L’album si caratterizza per la bellezza e l’originalità dell’apertura di ogni brano, anche se talvolta si ha la percezione che questa qualità sfumi verso stilemi e caratteristiche tipiche del genere e che quindi, per forza di cosa, devono essere necessariamente centrate.
Ascoltando il disco per intero, come accennato, il primo brano è ‘Timeless Despise’ che risulta variegato e con l’apertura centrale davvero godibile, peccato che il finale, come già detto, risulti forse troppo brusco. L’attacco con le chitarre in contrasto è un ottimo biglietto da visita: metal classico meets prog timing. La produzione è potente e compatta e punta molto sulla sezione ritmica e la scelta dà ragione alla band romana.
Il riffing di ‘Orbit’ (primo singolo uscito il 29 marzo scorso con relativo videoclip) è molto incisivo e si stampa in testa in poco tempo e anche i verse risultano molto interessanti.

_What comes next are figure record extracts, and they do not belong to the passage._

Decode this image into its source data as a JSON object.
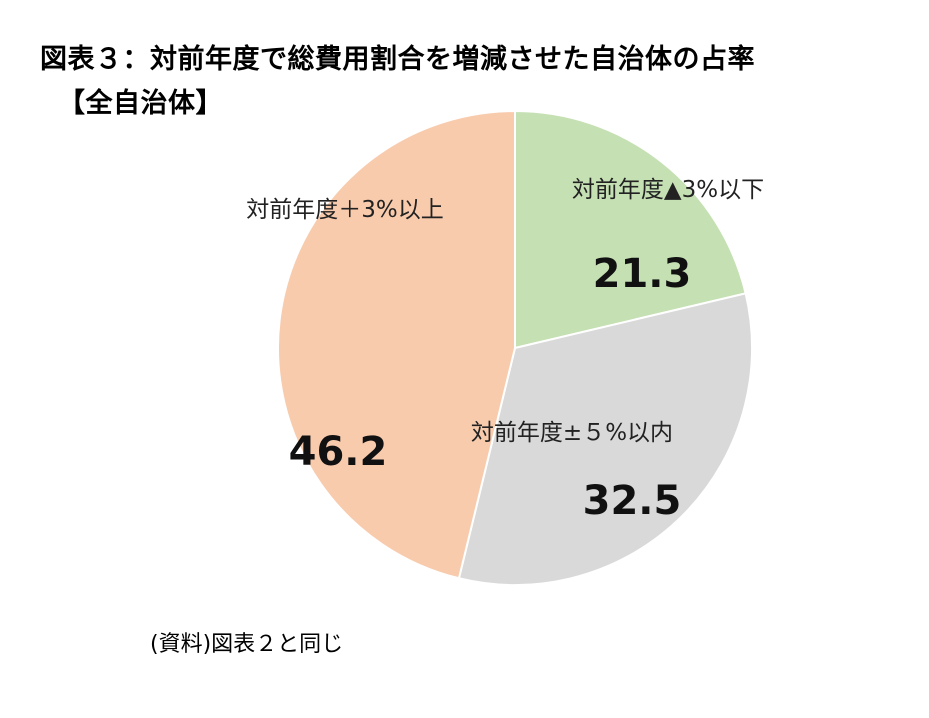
{
  "title": {
    "line1": "図表３：対前年度で総費用割合を増減させた自治体の占率",
    "line2": "【全自治体】"
  },
  "source": "(資料)図表２と同じ",
  "chart_data": {
    "type": "pie",
    "title": "図表３：対前年度で総費用割合を増減させた自治体の占率 【全自治体】",
    "slices": [
      {
        "label": "対前年度▲3%以下",
        "value": 21.3,
        "value_text": "21.3",
        "color": "#c5e0b3"
      },
      {
        "label": "対前年度±５%以内",
        "value": 32.5,
        "value_text": "32.5",
        "color": "#d9d9d9"
      },
      {
        "label": "対前年度＋3%以上",
        "value": 46.2,
        "value_text": "46.2",
        "color": "#f8cbad"
      }
    ],
    "start": "12 o'clock",
    "direction": "clockwise"
  }
}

La coppia Alessandro De Falco e Jacopo Fagiolo alle chitarre è affiatata, i due duettano in modo fluido accompagnando Mattia Fagiolo al microfono; quest’ultimo è dotato di un ottimo timbro anche se forse troppo presente (per la natura dei brani) sui registri medio-alti.
Il brano ‘Trial’ parte in modo molto efficace e contiene uno dei chorus più riusciti di tutto il platter.

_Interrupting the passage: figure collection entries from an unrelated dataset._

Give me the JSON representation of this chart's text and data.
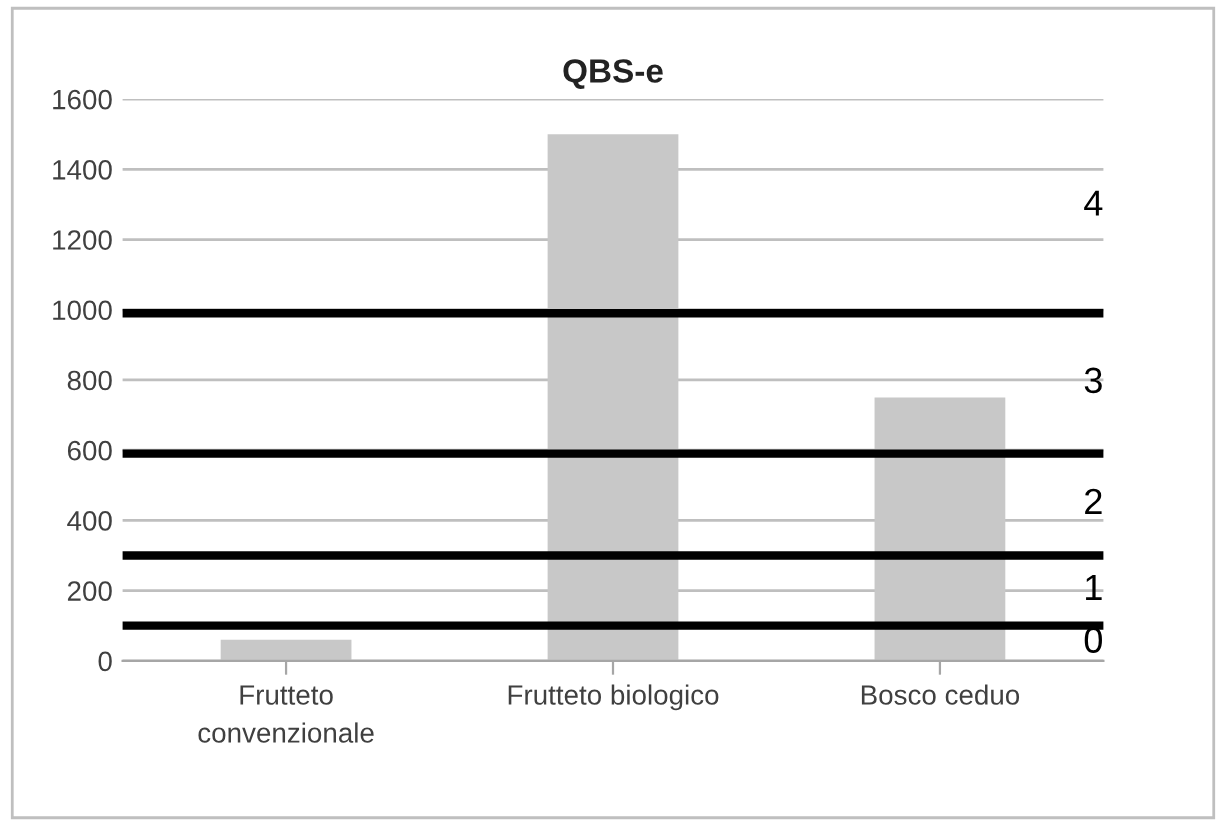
{
  "chart_data": {
    "type": "bar",
    "title": "QBS-e",
    "categories": [
      "Frutteto\nconvenzionale",
      "Frutteto biologico",
      "Bosco ceduo"
    ],
    "values": [
      60,
      1500,
      750
    ],
    "color": "#c8c8c8",
    "ylim": [
      0,
      1600
    ],
    "yticks": [
      0,
      200,
      400,
      600,
      800,
      1000,
      1200,
      1400,
      1600
    ],
    "grid": "y",
    "ref_lines": [
      {
        "axis": "y",
        "value": 100,
        "color": "#000000"
      },
      {
        "axis": "y",
        "value": 300,
        "color": "#000000"
      },
      {
        "axis": "y",
        "value": 590,
        "color": "#000000"
      },
      {
        "axis": "y",
        "value": 990,
        "color": "#000000"
      }
    ],
    "annotations": [
      "0",
      "1",
      "2",
      "3",
      "4"
    ]
  }
}
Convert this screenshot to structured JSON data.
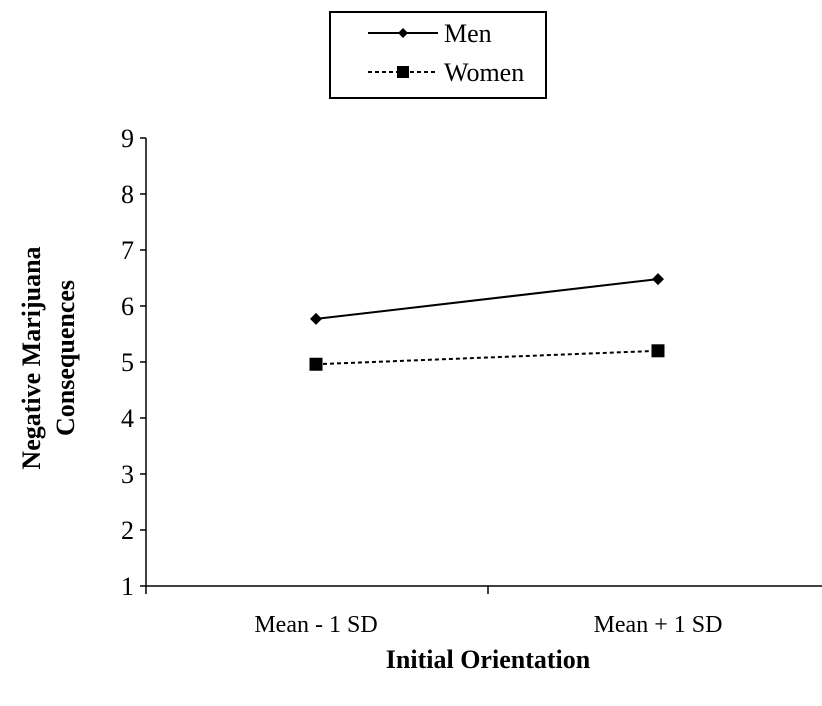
{
  "chart_data": {
    "type": "line",
    "title": "",
    "xlabel": "Initial Orientation",
    "ylabel_lines": [
      "Negative Marijuana",
      "Consequences"
    ],
    "categories": [
      "Mean - 1 SD",
      "Mean + 1 SD"
    ],
    "ylim": [
      1,
      9
    ],
    "yticks": [
      1,
      2,
      3,
      4,
      5,
      6,
      7,
      8,
      9
    ],
    "grid": false,
    "legend_position": "top-center",
    "series": [
      {
        "name": "Men",
        "values": [
          5.77,
          6.48
        ],
        "line_style": "solid",
        "marker": "diamond",
        "color": "#000000"
      },
      {
        "name": "Women",
        "values": [
          4.96,
          5.2
        ],
        "line_style": "dashed",
        "marker": "square",
        "color": "#000000"
      }
    ]
  }
}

Intro a parte, molto old style, con ‘Mainmast (Craving Silence)’ i White Thunder raggiungono i livelli più alti del disco. I verse sono onirici, aleatori e coinvolgenti, complice la presenza di cori fuori campo e le belle parti di chitarra. Si entra nel mood vero e proprio con la potenza che contraddistingue il combo. Oseremmo dire che alcune vibrazioni ci ricordano quel capolavoro che fu ‘Shelter Me’ dei Fates Warning (da Inside Out del 1994) sia per atmosfere che per l’opposizione tra le parti soft e quelle in groove.
Come in parte anticipato, uno dei punti di forza dei White Thunder è l’incredibile capacità di scrivere degli intro molto interessanti, a prescindere da come si evolverà la song stessa; c’è da riconoscere che lo start in ogni track risulta davvero accattivante. Ne è l’ennesima conferma l’intro di ‘Everlasting Sight’, ma qui ovviamente non c’è solo quello, infatti in questo brano si trovano davvero tutte le sfaccettature del loro sound. Prog, Death, Thrash in un mix brillante e potente. I controcanti nella prima sezione sono il valore aggiunto del brano.

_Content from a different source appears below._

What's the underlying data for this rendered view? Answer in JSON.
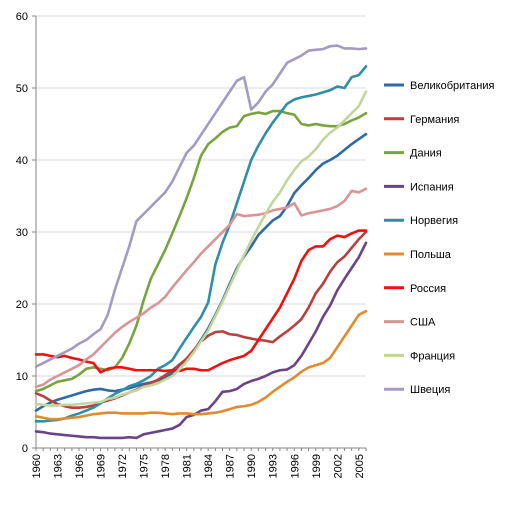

‘Wait For The Sun’ nasce come ballata per piano e voce, incredibile è la resa sonora iniziale che ricorda una piccola gemma (in alcuni passaggi strumentali) di una band importantissima del nostro panorama. Parliamo dei Time Machine e il brano in questione è ‘I Can Smile’, ovvero la chiusa di un disco (‘Act II: Galileo’ album del 1996) forse troppo avanti ai tempi della sua uscita. Tornando ai White Thunder la track si evolve in potenza e si collega alla seguente ‘Maximum’. Altro attacco interessantissimo e ispirato.
Seguono ‘Kúma’ e in chiusura ‘Away From The Sun (H_T_C_B_H_)’ che confermano la brillante prova dei White Thunder fino a definirli come una realtà musicale da seguire in futuro con interesse e attenzione.